In 2012, a group of volunteers of a small NGO in Kolkata had gone to a slum near Manicktala in the north of the city to conduct a survey on the state of children’s education among the residents. They were surprised to hear the local school being referred to as the ‘khichdi school’. After some deliberation, it finally dawned upon them that, being a government school, it serves midday meals! The pathetic fact of the matter remained that it were those proportions of lunch that served as the primary feature of the school as well as the main motivation for students to attend it.
I was one of those volunteers. That day was the first of many more to come that I grew to see and understand the condition of government schooling and its target group in our country.
While a section of the impoverished population attends school because of midday meals, a considerable section attempts to break the cycle of poverty and poorly-paid unskilled labour by being literate, if not educated. The Right of Children to Free and Compulsory Education Act (2009) decrees free education to all children between six and fourteen years of age or up to Class VIII.
The above indicates that most young children do enrol in and attend public schooling, and their most naïve, formative years are spent in such environment. This, naturally, places huge obligation on schools to be centres of quality education and development for entire generations of a country’s future.
While most educated families shy away from government schools, Raj Yadav of Jaipur, Rajasthan, and currently serving as District Collector in South Sikkim, has chosen to tread the opposite way.
Jyoti and Aryan presently study in Classes III and I respectively of the primary section of their new school.

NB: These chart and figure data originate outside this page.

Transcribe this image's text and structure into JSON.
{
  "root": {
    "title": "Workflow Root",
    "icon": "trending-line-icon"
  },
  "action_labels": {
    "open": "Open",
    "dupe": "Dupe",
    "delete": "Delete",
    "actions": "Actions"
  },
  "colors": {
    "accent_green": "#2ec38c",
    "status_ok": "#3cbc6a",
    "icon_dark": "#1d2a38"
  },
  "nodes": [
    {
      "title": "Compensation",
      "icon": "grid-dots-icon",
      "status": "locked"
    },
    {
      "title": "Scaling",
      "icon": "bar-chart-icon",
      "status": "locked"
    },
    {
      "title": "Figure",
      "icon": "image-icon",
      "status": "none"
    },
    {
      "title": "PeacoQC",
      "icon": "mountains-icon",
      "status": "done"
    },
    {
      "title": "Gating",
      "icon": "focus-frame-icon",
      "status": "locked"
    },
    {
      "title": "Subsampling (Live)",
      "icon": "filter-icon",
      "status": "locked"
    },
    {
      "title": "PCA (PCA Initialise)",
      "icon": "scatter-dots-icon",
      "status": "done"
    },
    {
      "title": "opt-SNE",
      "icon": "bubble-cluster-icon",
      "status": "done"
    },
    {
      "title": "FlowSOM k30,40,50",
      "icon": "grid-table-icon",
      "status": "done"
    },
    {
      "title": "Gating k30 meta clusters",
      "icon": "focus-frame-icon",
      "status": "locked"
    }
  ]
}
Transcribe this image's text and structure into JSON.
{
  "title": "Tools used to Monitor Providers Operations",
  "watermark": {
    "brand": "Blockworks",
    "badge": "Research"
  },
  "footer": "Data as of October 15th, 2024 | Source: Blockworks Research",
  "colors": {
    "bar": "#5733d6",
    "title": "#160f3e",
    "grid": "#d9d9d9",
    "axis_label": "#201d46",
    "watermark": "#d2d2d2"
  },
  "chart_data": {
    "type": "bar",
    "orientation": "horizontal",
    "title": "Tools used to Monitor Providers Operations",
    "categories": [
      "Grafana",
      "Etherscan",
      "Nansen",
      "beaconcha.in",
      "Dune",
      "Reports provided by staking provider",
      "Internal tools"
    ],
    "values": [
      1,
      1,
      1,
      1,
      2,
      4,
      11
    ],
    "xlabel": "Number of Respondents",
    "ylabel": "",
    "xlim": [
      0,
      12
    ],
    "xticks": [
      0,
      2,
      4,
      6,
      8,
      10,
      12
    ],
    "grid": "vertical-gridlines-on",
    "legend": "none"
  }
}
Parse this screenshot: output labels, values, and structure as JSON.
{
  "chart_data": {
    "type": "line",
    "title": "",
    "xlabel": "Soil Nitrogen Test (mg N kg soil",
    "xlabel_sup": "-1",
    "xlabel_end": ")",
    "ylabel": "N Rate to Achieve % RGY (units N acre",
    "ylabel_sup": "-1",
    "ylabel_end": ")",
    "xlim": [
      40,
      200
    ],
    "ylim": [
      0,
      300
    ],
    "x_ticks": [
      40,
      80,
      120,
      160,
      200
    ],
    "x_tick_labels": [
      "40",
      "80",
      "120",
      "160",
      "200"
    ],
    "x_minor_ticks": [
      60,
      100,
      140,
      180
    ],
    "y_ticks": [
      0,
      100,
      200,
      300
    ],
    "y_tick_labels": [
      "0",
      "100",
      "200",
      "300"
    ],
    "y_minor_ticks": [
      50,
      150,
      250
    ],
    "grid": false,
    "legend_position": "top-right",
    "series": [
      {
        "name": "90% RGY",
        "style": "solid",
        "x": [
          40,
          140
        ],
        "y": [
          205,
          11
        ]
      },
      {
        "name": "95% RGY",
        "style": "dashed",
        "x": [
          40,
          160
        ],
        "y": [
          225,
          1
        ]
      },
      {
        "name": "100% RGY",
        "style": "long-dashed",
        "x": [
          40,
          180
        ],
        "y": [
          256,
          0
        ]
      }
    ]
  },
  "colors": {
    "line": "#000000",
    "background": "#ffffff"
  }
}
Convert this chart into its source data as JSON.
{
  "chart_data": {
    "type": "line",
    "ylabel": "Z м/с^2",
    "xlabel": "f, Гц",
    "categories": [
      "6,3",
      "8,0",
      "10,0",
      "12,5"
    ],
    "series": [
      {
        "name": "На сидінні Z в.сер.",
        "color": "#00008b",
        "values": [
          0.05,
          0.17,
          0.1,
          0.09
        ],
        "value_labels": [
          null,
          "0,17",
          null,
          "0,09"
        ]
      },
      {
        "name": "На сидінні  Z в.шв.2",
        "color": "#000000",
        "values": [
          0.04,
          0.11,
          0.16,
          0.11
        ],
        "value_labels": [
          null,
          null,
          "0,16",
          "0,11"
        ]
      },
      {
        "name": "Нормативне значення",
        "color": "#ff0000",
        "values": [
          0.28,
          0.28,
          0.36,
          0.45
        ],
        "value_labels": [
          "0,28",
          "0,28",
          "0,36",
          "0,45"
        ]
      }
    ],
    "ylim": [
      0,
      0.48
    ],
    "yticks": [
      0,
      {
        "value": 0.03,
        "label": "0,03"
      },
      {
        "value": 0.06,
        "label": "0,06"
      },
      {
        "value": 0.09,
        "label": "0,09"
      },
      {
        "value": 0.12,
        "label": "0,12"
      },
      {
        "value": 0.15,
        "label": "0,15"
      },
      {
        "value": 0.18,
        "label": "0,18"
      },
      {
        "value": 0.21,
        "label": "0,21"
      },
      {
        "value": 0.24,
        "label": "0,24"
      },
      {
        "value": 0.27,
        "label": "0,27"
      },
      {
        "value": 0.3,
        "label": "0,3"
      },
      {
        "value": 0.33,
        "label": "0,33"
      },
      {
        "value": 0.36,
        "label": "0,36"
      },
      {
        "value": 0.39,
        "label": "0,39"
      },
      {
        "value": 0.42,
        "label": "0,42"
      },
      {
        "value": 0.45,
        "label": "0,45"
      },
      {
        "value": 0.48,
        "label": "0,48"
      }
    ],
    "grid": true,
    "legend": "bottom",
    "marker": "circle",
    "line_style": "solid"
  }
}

These divisive attitudes towards education thus serve to leave pernicious effects on the class division in our society where one’s financial condition, level of education and social status quickly intersperse. As is expected, the inequalities continue to swell and bloat in proportion. It is advisable to note the overlapping nature of all social factors at play and, therefore, to fully grasp the difficulty in sustained development in any one field if there continues to exist an unreconciled gap in foundational life and education.
In such a mosaic of a scenario, acts like this of Raj and his family speak of simple, humane efforts to bridge the invisible gulfs that threaten a society ridden with practices of subtle inequality.